Calvin and Hobbes - Weirdos from Another Planet!

by Bill Watterson

Ever read the comic in pullout section of the newspaper? If you did, then Calvin and Hobbes will not be total strangers to you. The humorous comic which ran in boxes of four or sometimes luxuriously filling up half of the page had been featured in most comic sections for as far as I can read, and had been the company of most readers of newspaper. There are a few compilations of Calvin and Hobbes comics and Weirdos from Another Planet! is one of them.

The Collection

Collecting some of the printed comics in 1988 and running at near 300 pages long, Weirdos from Another Planet! will be a worthy pastime to spend your evening at, laughing at the ironic but humorous actions and conversations of the kid with hairstyle that defies gravity in the company of his make believe stuffy tiger. In his world, his stuffy tiger Hobbes was as real as the person next to him, and most of Calvin's comical action were did in concert with Hobbes.

The Kid

Calvin was by no means crazy, just an imaginative kid who spends most of his intellect trying to get his own way with his family and friends, not unlike what most of us did in our childhood. His mischievous yet creative ways always made me laughed, and along with Hobbes, he made the people around him crawl up the wall literally. In our childhood, how many of us did not spend time trying to think of a way or excuse trying to bend the adults' reasoning to our side in order to get that piece of dessert that we longed for? And how many of them ended up not knowing whether they should be mad or they should laugh?

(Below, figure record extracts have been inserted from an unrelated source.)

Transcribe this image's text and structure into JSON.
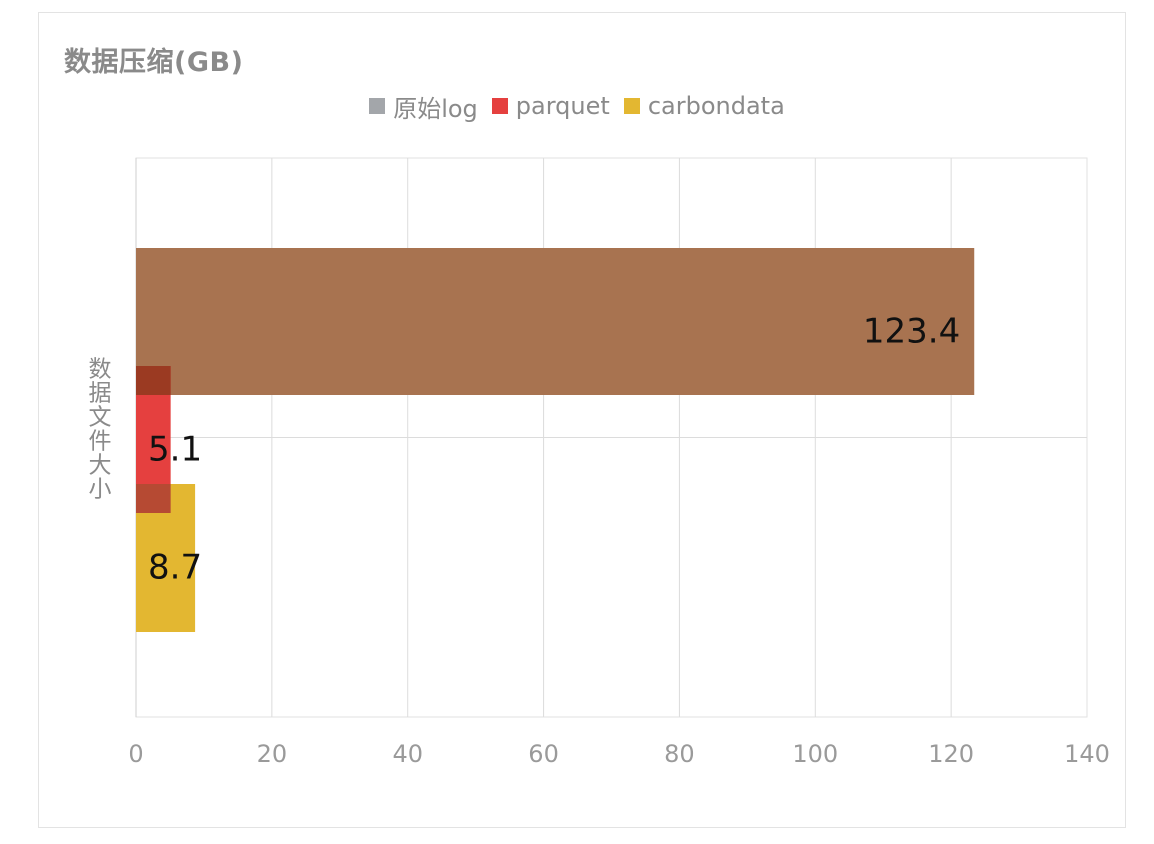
{
  "chart_data": {
    "type": "bar",
    "orientation": "horizontal",
    "title": "数据压缩(GB)",
    "categories": [
      "数据文件大小"
    ],
    "series": [
      {
        "name": "原始log",
        "values": [
          123.4
        ],
        "color": "#a87350"
      },
      {
        "name": "parquet",
        "values": [
          5.1
        ],
        "color": "#e5403f"
      },
      {
        "name": "carbondata",
        "values": [
          8.7
        ],
        "color": "#e3b731"
      }
    ],
    "legend_swatch_colors": [
      "#a3a6aa",
      "#e5403f",
      "#e3b731"
    ],
    "xlim": [
      0,
      140
    ],
    "xticks": [
      0,
      20,
      40,
      60,
      80,
      100,
      120,
      140
    ],
    "xtick_labels": [
      "0",
      "20",
      "40",
      "60",
      "80",
      "100",
      "120",
      "140"
    ],
    "xlabel": "",
    "ylabel": "数据文件大小",
    "data_labels": [
      "123.4",
      "5.1",
      "8.7"
    ],
    "grid": true,
    "legend_position": "top-center"
  }
}
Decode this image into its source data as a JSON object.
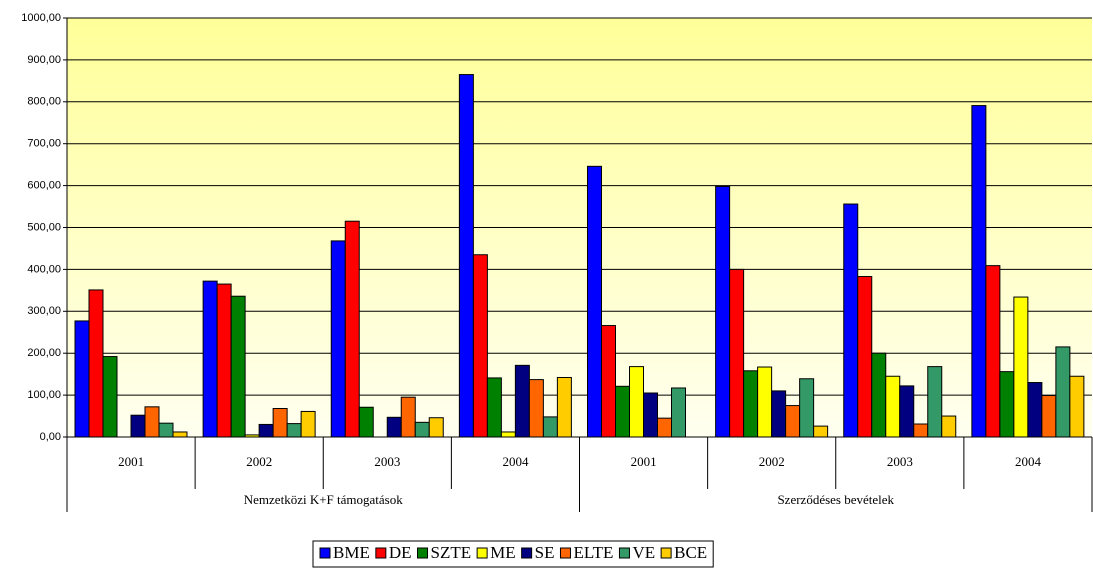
{
  "chart_data": {
    "type": "bar",
    "categories": [
      "2001",
      "2002",
      "2003",
      "2004",
      "2001",
      "2002",
      "2003",
      "2004"
    ],
    "category_groups": [
      "Nemzetközi K+F támogatások",
      "Szerződéses bevételek"
    ],
    "series": [
      {
        "name": "BME",
        "color": "#0000ff",
        "values": [
          277,
          372,
          468,
          865,
          646,
          598,
          556,
          791
        ]
      },
      {
        "name": "DE",
        "color": "#ff0000",
        "values": [
          351,
          365,
          515,
          435,
          266,
          400,
          383,
          409
        ]
      },
      {
        "name": "SZTE",
        "color": "#008000",
        "values": [
          192,
          336,
          71,
          141,
          121,
          158,
          200,
          156
        ]
      },
      {
        "name": "ME",
        "color": "#ffff00",
        "values": [
          null,
          5,
          null,
          12,
          168,
          167,
          145,
          334
        ]
      },
      {
        "name": "SE",
        "color": "#000080",
        "values": [
          52,
          30,
          47,
          171,
          105,
          110,
          122,
          130
        ]
      },
      {
        "name": "ELTE",
        "color": "#ff6600",
        "values": [
          72,
          68,
          95,
          137,
          45,
          75,
          31,
          99
        ]
      },
      {
        "name": "VE",
        "color": "#339966",
        "values": [
          33,
          32,
          35,
          48,
          117,
          139,
          168,
          215
        ]
      },
      {
        "name": "BCE",
        "color": "#ffcc00",
        "values": [
          12,
          61,
          46,
          142,
          null,
          26,
          50,
          145
        ]
      }
    ],
    "ylim": [
      0,
      1000
    ],
    "yticks": [
      {
        "value": 0,
        "label": "0,00"
      },
      {
        "value": 100,
        "label": "100,00"
      },
      {
        "value": 200,
        "label": "200,00"
      },
      {
        "value": 300,
        "label": "300,00"
      },
      {
        "value": 400,
        "label": "400,00"
      },
      {
        "value": 500,
        "label": "500,00"
      },
      {
        "value": 600,
        "label": "600,00"
      },
      {
        "value": 700,
        "label": "700,00"
      },
      {
        "value": 800,
        "label": "800,00"
      },
      {
        "value": 900,
        "label": "900,00"
      },
      {
        "value": 1000,
        "label": "1000,00"
      }
    ],
    "grid": true,
    "legend": "bottom"
  }
}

One of Calvin's characteristics which reminded me of my childhood was the imaginations he crafted up. He was a dinosaur, a fighter pilot, a light particle, a space adventurer or a superhero... all these will usually ended up with reality catching up with him or with the target of his mischievous imagination shown as a person close to him. For a boy, these imaginations were just a favorite pastime for me. I used to feast upon scientifically advanced topics although I had no idea what they were. Dinosaurs, black holes, time traveling - all these science and sci-fi stuff were just part and parcel of my childhood life, and I always imagined that I was on an archaeological dig when I paw through the ground with my little shovel.

His imaginations were also funny in the sense that Calvin could imagine himself as something sophisticated to escape the situation and still somehow able to merge dream with reality in the end. Imagine him riding his toy wagon to outer space, yet be home for dinner because Mars is too boring. Some of his funnier moments involved his close ones, like his dad explaining why the sun rises and sets. In other moments, Calvin used realistic scenarios to try to get adults to his way, like creating an imaginative poll that concluded that his dad needed to change (to his way, that is).

The Artist

A praise to Watterson: the ironic and funny monologues and conversations usually carried with them the reality of the world. For example, Calvin decided to leave Earth for Mars because he came to the conclusion that adults were leaving the Earth dirty so that the next generation will clean up after them.

The art used in the comics is also varied, with different styles meant for different imagined scenario. Watterson's style preferred the simple, with buttoned eyes and a few strokes to get the statement across the comic. In dramatic moments, he leaned heavily to exaggerated styles, with large eyes and hairs that stood upright to show shock, and large gaping mouth to show anger. In other moments, like when Calvin imagined himself as a dinosaur, the style changed dramatically to heavier strokes.

The collection really did make my evening more enjoyable, and I still took it out to read once in a while although I had read it numerous times. Calvin and Hobbes: Weirdos from Another Planet! is definitely a recommended reading for you when you are down and depressed.